Vous avez jusqu’à fin novembre pour dégager le cœur de vos pensées et de vos heuchères : après, la touffe ne tient plus au sol

Fin novembre, c’est le dernier jour ouvré du jardin avant l’hiver. Passé cette date, la terre se refroidit trop pour que les racines fraîchement séparées aient le temps de s’ancrer avant le gel. Diviser une touffe de pensées vivaces ou d’heuchères après cette limite, c’est prendre le risque de la voir déchaussée par le premier coup de froid.

Le sol doit encore travailler pour accueillir les nouvelles racines. En dessous de 5°C, cette activité s’arrête presque totalement.

Les jardiniers qui attendent décembre pour intervenir font souvent le même constat au printemps : des mottes qui flottent, à peine retenues par quelques radicelles. La touffe divisée n’a pas eu le temps de tisser son réseau souterrain avant les premières gelées. Elle reste alors vulnérable aux alternances gel-dégel qui la soulèvent centimètre par centimètre, un phénomène que les anglophones appellent le « frost heave » et que tout jardinier du Nord de la France connaît par cœur. Résultat : des plants qui semblent morts alors qu’ils sont simplement déracinés par le sol lui-même.

À retenir
  • Les racines ont besoin de températures supérieures à 5°C pour s’enraciner dans le sol.
  • Le cœur des touffes s’épuise avec l’âge tandis que la périphérie reste vigoureuse.
  • Chaque éclat divisé doit posséder plusieurs bourgeons et des racines blanches et fraîches.
  • Le paillage léger limite les écarts thermiques jour-nuit qui fatiguent les jeunes racines.

Pourquoi le cœur de la touffe s’épuise avec l’âge

Une pensée vivace ou une heuchère qui grossit d’année en année ne grossit pas uniformément. Le centre de la touffe, celui qui a poussé en premier, s’épuise progressivement : moins de feuilles, des tiges plus fines, parfois un trou visible au milieu de la plante. Pendant ce temps, la périphérie continue de produire des rosettes vigoureuses, alimentées par des racines encore jeunes.

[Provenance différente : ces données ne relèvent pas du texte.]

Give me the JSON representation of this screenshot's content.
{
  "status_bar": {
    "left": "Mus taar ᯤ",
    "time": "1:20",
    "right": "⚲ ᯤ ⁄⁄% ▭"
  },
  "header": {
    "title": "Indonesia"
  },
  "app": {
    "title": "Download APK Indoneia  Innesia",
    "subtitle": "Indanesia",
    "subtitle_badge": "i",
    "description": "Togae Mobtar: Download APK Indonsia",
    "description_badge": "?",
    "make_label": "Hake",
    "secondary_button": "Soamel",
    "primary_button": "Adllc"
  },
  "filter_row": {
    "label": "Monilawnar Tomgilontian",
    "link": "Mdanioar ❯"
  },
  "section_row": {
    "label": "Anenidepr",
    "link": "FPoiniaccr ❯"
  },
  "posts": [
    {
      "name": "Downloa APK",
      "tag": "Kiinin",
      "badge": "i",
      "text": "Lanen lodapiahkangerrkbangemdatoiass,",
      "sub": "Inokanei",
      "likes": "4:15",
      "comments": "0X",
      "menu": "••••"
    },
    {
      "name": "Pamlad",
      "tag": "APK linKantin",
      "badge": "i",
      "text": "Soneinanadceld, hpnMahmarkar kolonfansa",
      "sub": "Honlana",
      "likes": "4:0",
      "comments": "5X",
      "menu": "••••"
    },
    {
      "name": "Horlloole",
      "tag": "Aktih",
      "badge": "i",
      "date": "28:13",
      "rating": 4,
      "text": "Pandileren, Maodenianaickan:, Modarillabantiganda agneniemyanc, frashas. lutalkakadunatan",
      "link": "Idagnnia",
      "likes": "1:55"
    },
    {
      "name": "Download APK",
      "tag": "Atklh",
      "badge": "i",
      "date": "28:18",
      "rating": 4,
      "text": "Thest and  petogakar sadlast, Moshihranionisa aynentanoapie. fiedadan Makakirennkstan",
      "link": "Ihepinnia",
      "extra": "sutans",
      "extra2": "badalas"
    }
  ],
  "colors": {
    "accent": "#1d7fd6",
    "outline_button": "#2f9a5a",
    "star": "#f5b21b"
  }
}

C’est ce déséquilibre qui justifie l’expression « dégager le cœur ». Il ne s’agit pas de nettoyer la plante par esthétisme, mais de retirer la partie morte ou moribonde pour ne conserver que les éclats capables de repartir. Chez les heuchères, ce phénomène est particulièrement marqué : au bout de trois à quatre ans, la couronne se lignifie et forme une sorte de socle ligneux stérile, incapable d’émettre de nouvelles racines.

Les pensées vivaces, elles, s’épuisent différemment. Leur système racinaire pivotant vieillit mal, et la floraison diminue nettement dès la troisième saison. Diviser à ce stade relance littéralement la plante.

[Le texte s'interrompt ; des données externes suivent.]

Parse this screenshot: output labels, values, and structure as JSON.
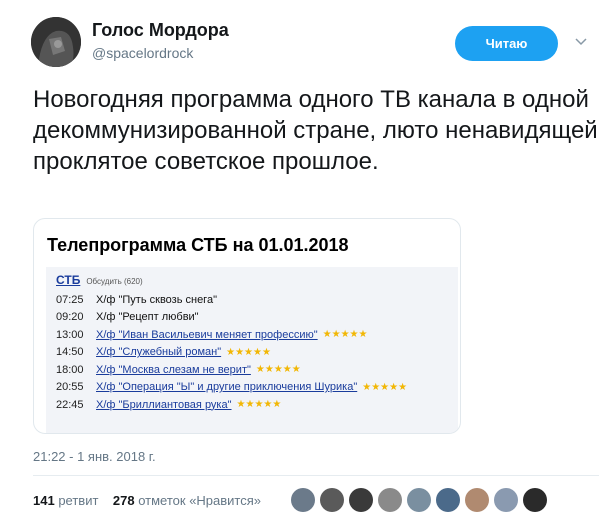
{
  "header": {
    "display_name": "Голос Мордора",
    "handle": "@spacelordrock",
    "follow_button_label": "Читаю"
  },
  "tweet": {
    "text": "Новогодняя программа одного ТВ канала в одной декоммунизированной стране, люто ненавидящей проклятое советское прошлое."
  },
  "card": {
    "title": "Телепрограмма СТБ на 01.01.2018",
    "channel": "СТБ",
    "discuss": "Обсудить (620)",
    "schedule": [
      {
        "time": "07:25",
        "show": "Х/ф \"Путь сквозь снега\"",
        "link": false,
        "stars": ""
      },
      {
        "time": "09:20",
        "show": "Х/ф \"Рецепт любви\"",
        "link": false,
        "stars": ""
      },
      {
        "time": "13:00",
        "show": "Х/ф \"Иван Васильевич меняет профессию\"",
        "link": true,
        "stars": "★★★★★"
      },
      {
        "time": "14:50",
        "show": "Х/ф \"Служебный роман\"",
        "link": true,
        "stars": "★★★★★"
      },
      {
        "time": "18:00",
        "show": "Х/ф \"Москва слезам не верит\"",
        "link": true,
        "stars": "★★★★★"
      },
      {
        "time": "20:55",
        "show": "Х/ф \"Операция \"Ы\" и другие приключения Шурика\"",
        "link": true,
        "stars": "★★★★★"
      },
      {
        "time": "22:45",
        "show": "Х/ф \"Бриллиантовая рука\"",
        "link": true,
        "stars": "★★★★★"
      }
    ]
  },
  "footer": {
    "timestamp": "21:22 - 1 янв. 2018 г.",
    "retweets_count": "141",
    "retweets_label": "ретвит",
    "likes_count": "278",
    "likes_label": "отметок «Нравится»",
    "likers": [
      "#6b7a8a",
      "#5a5a5a",
      "#3a3a3a",
      "#8a8a8a",
      "#7a8fa0",
      "#4b6a8a",
      "#b08a70",
      "#8a9ab0",
      "#2a2a2a"
    ]
  },
  "icons": {
    "menu": "chevron-down-icon"
  }
}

La méthode, étape par étape

La division commence par un arrosage généreux, réalisé la veille si possible. Une motte hydratée se travaille plus facilement et les racines se cassent moins. Il faut ensuite extraire la touffe entière à la fourche-bêche, en creusant large pour ne pas sectionner les racines périphériques les plus utiles.

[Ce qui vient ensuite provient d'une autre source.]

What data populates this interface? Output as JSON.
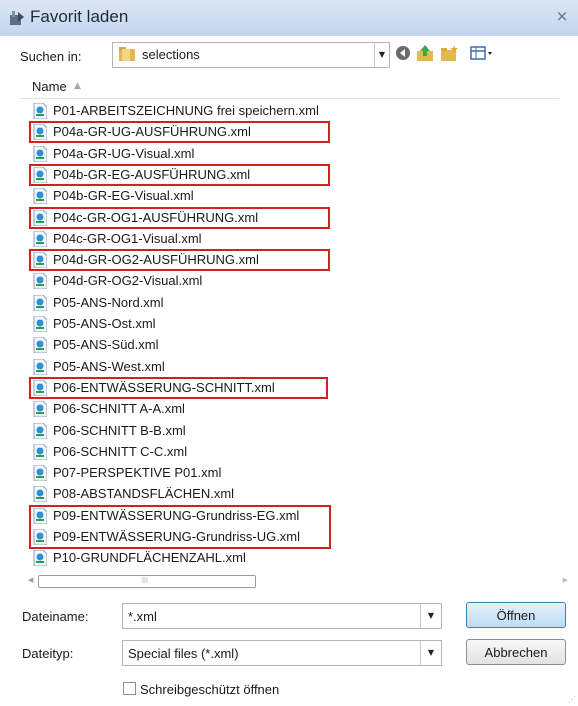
{
  "dialog": {
    "title": "Favorit laden",
    "close": "×"
  },
  "lookin": {
    "label": "Suchen in:",
    "value": "selections"
  },
  "list": {
    "header": "Name",
    "files": [
      "P01-ARBEITSZEICHNUNG frei speichern.xml",
      "P04a-GR-UG-AUSFÜHRUNG.xml",
      "P04a-GR-UG-Visual.xml",
      "P04b-GR-EG-AUSFÜHRUNG.xml",
      "P04b-GR-EG-Visual.xml",
      "P04c-GR-OG1-AUSFÜHRUNG.xml",
      "P04c-GR-OG1-Visual.xml",
      "P04d-GR-OG2-AUSFÜHRUNG.xml",
      "P04d-GR-OG2-Visual.xml",
      "P05-ANS-Nord.xml",
      "P05-ANS-Ost.xml",
      "P05-ANS-Süd.xml",
      "P05-ANS-West.xml",
      "P06-ENTWÄSSERUNG-SCHNITT.xml",
      "P06-SCHNITT A-A.xml",
      "P06-SCHNITT B-B.xml",
      "P06-SCHNITT C-C.xml",
      "P07-PERSPEKTIVE P01.xml",
      "P08-ABSTANDSFLÄCHEN.xml",
      "P09-ENTWÄSSERUNG-Grundriss-EG.xml",
      "P09-ENTWÄSSERUNG-Grundriss-UG.xml",
      "P10-GRUNDFLÄCHENZAHL.xml"
    ]
  },
  "filename": {
    "label": "Dateiname:",
    "value": "*.xml"
  },
  "filetype": {
    "label": "Dateityp:",
    "value": "Special files  (*.xml)"
  },
  "buttons": {
    "open": "Öffnen",
    "cancel": "Abbrechen"
  },
  "readonly": {
    "label": "Schreibgeschützt öffnen"
  },
  "colors": {
    "highlight": "#d42020",
    "titlebar": "#c3d5ee"
  }
}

Une fois la motte sortie, l’étape suivante consiste à repérer le cœur affaibli. Chez les heuchères, il se distingue par sa couleur plus foncée et sa texture presque bois. Chez les pensées, il s’agit souvent d’une masse racinaire brunâtre, sans radicelles blanches visibles. Ce cœur se retire à la main ou au couteau, en coupant net plutôt qu’en arrachant, pour éviter d’abîmer les éclats voisins.

Les fragments conservés doivent chacun posséder plusieurs bourgeons ou rosettes et un minimum de racines fraîches, blanches et souples. Un éclat sans racine ne repart pas.

Replanter avant que le froid ne s’installe

Chaque éclat se replante immédiatement, sans attendre. Le trou de plantation doit être légèrement plus large que la motte, avec un peu de compost mêlé à la terre en place. l’arrosage qui suit sert à plaquer la terre contre les racines et à chasser les poches d’air, souvent responsables d’un mauvais démarrage.

Un paillage léger, feuilles mortes ou tontes séchées sur trois centimètres, protège la jeune racine des variations de température. Il ne s’agit pas d’isoler la plante du froid, impossible à cette période, mais de limiter les écarts brutaux entre le jour et la nuit qui fatiguent le système racinaire en formation.

L’espacement compte aussi. Quinze centimètres entre deux éclats de pensées, vingt pour les heuchères, laissent à chaque plant la place de développer une couronne équilibrée dès le printemps suivant.

Le jardinier pressé qui divise en octobre gagne un mois précieux d’enracinement. Celui qui attend la mi-novembre joue sa dernière carte avant que le sol ne se ferme pour l’hiver.